The eerie story of a hook-handed, ax-wielding, child-snatching janitor brings a real life story to the silver screen in the form of a newly release documentary. Cropsey journalizes the murders of five children between 1972 and 1987 – although only one body has been found. Through the eyes of two former Staten Island kids, who grew up there under the ominous threat of mysterious caretaker. The perpetrator was eventually arrested and convicted of murdering two children.
With leaps of journalistic license, directors Joshua Zeman and Barbara Brancacco, dig into the life of Andre Rand, who was convicted for two of the five. The native New Yorkers spend a good amount of time sensationalizing the bogeyman fables from the nearby Willowbrook State School for the mentally disabled in their hometown.
Zeman and Brancacco do interview the detectives, journalists, as well as families and friends of the missing children, but the filmmakers extend their view toward the surreal with suggestions of folklore mystery. With suggestions of necrophilia, Satanism and suspected Mafia murders, the viewer may not get a clear indication whether the aim of the piece is tightly wound.
In an interview with FearNet.com, Zeman explains how the documentary came about.

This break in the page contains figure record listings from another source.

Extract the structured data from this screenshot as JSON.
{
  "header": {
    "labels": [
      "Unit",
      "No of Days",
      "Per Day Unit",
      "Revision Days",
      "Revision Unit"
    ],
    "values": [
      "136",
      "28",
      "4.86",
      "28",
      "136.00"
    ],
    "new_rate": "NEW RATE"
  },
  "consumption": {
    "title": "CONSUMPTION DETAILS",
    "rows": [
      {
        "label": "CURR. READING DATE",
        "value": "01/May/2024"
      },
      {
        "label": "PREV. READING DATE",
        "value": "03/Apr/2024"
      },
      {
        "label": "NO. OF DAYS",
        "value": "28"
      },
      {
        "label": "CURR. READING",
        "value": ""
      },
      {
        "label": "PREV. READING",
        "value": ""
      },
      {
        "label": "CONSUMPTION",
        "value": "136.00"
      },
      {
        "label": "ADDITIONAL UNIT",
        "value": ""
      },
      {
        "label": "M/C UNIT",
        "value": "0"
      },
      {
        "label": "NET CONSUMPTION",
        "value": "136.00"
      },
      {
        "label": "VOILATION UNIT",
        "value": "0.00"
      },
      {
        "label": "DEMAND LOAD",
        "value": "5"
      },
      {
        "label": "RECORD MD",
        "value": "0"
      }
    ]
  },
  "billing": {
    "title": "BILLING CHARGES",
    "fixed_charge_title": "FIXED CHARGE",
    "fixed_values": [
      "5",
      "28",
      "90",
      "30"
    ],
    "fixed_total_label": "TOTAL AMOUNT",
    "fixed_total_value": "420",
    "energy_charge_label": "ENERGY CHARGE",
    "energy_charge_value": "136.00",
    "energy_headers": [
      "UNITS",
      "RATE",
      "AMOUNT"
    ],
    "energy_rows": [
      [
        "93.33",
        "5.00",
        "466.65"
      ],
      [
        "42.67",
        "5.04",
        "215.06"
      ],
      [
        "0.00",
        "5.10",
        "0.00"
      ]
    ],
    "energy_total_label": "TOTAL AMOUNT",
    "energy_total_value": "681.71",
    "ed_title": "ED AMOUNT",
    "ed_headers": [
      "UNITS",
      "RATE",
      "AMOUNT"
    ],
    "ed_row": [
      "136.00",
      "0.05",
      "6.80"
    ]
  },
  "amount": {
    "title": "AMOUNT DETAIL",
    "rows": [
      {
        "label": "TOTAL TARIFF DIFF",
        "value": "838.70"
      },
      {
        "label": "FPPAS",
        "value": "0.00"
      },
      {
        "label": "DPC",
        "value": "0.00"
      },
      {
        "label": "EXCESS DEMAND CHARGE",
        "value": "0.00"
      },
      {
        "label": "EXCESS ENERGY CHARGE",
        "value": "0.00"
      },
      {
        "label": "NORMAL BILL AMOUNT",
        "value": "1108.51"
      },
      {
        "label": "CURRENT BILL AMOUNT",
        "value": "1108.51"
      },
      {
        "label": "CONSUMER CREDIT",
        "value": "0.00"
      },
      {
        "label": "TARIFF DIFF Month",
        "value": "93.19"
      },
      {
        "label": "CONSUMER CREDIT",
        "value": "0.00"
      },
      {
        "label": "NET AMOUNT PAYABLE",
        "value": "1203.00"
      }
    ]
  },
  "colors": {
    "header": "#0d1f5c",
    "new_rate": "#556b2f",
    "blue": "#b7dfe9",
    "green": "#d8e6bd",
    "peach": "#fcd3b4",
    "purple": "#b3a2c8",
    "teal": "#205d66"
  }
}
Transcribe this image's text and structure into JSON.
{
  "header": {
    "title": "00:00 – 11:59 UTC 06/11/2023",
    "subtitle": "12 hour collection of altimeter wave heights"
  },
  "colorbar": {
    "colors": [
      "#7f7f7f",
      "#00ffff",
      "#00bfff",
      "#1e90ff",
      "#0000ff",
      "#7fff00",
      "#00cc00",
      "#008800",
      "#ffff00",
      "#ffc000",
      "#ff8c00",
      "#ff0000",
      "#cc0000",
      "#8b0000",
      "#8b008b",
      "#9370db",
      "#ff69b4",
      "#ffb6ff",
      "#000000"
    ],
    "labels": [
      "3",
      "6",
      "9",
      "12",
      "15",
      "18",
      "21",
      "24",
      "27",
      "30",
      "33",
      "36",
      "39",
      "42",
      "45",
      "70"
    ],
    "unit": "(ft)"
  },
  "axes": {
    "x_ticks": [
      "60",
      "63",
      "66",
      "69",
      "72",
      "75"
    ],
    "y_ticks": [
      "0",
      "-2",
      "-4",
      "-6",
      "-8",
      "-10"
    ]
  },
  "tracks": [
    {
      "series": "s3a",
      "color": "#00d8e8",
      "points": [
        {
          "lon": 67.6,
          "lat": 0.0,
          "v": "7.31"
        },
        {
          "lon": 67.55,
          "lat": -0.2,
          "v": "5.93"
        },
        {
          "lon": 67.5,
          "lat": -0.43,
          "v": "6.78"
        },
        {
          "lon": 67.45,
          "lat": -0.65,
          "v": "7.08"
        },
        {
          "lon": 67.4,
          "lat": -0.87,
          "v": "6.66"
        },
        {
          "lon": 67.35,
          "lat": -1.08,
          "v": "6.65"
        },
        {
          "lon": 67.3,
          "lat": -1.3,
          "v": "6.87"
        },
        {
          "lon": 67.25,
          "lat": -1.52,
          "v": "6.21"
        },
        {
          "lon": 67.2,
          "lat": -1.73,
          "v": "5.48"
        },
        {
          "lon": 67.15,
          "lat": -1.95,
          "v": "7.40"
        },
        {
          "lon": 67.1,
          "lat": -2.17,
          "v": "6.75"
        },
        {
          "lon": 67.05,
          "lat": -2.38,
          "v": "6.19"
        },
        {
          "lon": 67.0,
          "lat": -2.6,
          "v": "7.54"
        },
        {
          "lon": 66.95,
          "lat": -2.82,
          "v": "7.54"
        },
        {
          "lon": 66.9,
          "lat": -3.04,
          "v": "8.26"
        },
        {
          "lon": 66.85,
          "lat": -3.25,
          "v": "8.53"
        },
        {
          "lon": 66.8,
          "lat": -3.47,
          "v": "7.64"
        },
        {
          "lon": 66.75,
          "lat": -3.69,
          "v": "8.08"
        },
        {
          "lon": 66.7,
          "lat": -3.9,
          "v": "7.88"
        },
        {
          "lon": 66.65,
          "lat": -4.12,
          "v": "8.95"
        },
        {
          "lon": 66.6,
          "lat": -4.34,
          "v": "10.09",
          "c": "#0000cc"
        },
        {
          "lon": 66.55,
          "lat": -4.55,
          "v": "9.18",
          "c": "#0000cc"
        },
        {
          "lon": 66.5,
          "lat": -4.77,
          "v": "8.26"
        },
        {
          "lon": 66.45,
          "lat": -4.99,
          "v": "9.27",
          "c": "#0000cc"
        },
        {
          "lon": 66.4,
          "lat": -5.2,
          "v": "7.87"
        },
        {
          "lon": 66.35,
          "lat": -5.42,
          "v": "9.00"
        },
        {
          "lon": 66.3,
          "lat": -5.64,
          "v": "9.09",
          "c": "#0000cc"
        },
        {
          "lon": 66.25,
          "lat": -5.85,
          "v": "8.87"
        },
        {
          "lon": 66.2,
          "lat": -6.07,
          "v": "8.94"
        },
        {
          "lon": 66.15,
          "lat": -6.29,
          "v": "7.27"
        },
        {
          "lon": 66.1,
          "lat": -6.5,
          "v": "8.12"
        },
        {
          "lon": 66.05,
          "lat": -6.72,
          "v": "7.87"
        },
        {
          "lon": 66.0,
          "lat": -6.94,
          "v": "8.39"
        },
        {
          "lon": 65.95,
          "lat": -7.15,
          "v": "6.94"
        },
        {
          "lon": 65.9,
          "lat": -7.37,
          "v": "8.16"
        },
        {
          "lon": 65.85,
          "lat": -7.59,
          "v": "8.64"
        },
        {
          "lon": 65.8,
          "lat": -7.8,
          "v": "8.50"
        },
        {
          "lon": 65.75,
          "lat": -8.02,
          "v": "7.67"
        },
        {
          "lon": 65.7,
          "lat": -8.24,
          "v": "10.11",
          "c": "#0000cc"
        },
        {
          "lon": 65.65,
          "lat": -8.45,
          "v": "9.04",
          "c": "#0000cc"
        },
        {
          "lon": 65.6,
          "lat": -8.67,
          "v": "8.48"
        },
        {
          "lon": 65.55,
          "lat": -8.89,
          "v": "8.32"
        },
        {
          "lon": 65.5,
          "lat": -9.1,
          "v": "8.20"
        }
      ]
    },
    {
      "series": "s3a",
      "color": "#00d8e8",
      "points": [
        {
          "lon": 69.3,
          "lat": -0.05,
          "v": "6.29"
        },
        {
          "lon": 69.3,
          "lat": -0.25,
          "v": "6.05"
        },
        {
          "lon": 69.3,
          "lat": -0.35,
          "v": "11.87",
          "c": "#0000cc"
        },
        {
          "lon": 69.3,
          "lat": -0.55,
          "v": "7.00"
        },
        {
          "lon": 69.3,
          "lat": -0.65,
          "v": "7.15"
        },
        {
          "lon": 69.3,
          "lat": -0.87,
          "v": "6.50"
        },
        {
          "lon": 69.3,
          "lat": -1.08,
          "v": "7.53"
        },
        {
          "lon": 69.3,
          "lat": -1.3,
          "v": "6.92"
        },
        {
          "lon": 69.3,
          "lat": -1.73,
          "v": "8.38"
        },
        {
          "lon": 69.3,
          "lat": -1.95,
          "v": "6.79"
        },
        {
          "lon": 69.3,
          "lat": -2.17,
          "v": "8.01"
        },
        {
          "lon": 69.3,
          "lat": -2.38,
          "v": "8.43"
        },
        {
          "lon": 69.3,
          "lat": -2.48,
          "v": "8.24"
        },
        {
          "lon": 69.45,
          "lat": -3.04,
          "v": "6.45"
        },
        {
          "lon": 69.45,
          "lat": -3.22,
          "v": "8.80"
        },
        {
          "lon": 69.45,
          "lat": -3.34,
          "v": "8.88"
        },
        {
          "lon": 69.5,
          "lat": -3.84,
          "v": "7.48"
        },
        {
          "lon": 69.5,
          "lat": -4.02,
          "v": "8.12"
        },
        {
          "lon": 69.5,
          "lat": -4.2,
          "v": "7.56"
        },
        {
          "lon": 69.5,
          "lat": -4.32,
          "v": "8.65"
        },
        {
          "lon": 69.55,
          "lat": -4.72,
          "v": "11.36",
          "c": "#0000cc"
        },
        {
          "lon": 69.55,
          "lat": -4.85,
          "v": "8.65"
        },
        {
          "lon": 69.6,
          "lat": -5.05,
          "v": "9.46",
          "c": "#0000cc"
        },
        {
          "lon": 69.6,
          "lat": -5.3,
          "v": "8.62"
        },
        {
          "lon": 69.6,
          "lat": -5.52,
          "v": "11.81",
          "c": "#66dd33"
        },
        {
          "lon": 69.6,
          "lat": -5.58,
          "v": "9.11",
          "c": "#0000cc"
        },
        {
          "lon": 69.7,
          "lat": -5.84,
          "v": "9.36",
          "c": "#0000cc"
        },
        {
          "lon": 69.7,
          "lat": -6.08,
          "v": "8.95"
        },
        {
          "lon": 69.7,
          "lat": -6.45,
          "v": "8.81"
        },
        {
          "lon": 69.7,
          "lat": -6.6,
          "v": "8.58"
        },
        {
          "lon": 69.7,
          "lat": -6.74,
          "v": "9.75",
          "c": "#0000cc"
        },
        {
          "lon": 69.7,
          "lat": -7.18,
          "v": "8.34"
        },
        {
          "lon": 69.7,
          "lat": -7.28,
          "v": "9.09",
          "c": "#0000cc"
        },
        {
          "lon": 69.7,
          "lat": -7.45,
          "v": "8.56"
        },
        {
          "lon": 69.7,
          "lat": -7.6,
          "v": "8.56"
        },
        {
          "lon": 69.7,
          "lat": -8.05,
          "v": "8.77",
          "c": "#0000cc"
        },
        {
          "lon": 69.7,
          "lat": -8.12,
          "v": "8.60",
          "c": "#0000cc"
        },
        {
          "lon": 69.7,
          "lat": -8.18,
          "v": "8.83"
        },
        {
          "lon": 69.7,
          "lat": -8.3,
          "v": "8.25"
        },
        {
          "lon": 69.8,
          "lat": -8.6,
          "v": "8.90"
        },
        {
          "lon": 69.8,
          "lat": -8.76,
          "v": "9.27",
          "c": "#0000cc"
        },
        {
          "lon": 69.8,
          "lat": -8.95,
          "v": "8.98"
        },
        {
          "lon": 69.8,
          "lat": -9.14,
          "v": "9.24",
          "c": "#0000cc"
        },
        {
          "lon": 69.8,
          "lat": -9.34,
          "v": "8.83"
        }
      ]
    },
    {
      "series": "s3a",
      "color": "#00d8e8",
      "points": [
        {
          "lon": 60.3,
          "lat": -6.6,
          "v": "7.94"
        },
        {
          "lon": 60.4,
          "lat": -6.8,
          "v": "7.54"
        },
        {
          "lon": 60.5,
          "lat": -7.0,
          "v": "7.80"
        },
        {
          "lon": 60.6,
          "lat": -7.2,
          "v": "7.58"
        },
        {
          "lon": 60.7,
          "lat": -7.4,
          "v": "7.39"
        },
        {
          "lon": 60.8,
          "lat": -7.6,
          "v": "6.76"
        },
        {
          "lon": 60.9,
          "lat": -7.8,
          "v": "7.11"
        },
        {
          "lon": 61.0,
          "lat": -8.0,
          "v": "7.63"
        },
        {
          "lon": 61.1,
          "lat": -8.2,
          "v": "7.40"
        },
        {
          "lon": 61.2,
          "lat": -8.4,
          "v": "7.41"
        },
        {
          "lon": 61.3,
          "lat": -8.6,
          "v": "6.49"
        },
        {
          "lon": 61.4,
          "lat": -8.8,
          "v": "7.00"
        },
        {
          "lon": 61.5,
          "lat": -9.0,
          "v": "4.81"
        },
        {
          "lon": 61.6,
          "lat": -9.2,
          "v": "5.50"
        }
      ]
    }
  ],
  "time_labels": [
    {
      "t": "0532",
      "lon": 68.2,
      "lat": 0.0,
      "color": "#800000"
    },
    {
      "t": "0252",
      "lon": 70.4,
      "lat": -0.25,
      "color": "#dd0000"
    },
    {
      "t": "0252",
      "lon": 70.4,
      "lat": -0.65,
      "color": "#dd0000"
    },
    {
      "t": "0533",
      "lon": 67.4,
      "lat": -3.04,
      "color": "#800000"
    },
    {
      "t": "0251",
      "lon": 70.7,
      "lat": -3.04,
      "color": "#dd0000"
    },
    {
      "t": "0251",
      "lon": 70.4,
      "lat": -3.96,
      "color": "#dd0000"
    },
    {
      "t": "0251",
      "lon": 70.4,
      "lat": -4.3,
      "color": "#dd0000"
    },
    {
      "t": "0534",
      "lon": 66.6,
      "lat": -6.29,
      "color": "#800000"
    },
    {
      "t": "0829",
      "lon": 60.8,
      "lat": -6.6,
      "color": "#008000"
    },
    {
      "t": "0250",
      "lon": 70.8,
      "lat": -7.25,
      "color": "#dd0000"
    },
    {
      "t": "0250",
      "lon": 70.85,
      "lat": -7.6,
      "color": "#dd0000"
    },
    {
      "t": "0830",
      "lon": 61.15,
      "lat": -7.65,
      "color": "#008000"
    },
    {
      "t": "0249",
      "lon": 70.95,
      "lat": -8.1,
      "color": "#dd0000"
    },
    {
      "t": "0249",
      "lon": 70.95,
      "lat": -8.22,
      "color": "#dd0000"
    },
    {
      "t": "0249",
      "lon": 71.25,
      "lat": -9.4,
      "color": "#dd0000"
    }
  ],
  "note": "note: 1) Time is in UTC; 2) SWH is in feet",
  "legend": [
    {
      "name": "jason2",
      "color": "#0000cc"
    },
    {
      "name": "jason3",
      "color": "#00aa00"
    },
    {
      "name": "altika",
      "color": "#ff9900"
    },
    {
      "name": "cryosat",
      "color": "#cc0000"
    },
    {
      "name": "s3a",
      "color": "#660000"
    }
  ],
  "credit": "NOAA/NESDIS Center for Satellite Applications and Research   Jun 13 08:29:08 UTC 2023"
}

“In a more personal way the film is a love letter to our community, to this part of our childhood. It’s kind of cliché, but when this one girl, Jennifer Schweiger went missing in 1987 is was the height of Satanic Panic, that movie Adam had just come out, about Jon Walsh’s kid, it was a huge change for small town America,” Zeman said. “This kid going missing, everyone in town was affected, suddenly we had to lock our doors, and we couldn’t walk from one town to the other. This event was definitely the death of the small town for us and future generations.”
The directors use disturbing footage “what Rand witnessed” as the caretaker of his stint at Willowbrook. Re-creations of filthy patients scampering around un-tethered and unkempt sprinkle scenes in an attempt to convince the audience of the unhealthy and deplorable conditions of the facility. Nobody knows the truth.
Cropsey peeks into the mind on how we all reason with a narrative that moves aimlessly but is cemented by the location and suspect. Despite its pitfalls, the film grabs the viewer right away and for whatever reason ghoulishly keeps its audience spellbound.
Historically, most facts of the documentary can be checked. The license used by the directors weighs into subconscious fears without regard to true journalistic parallels.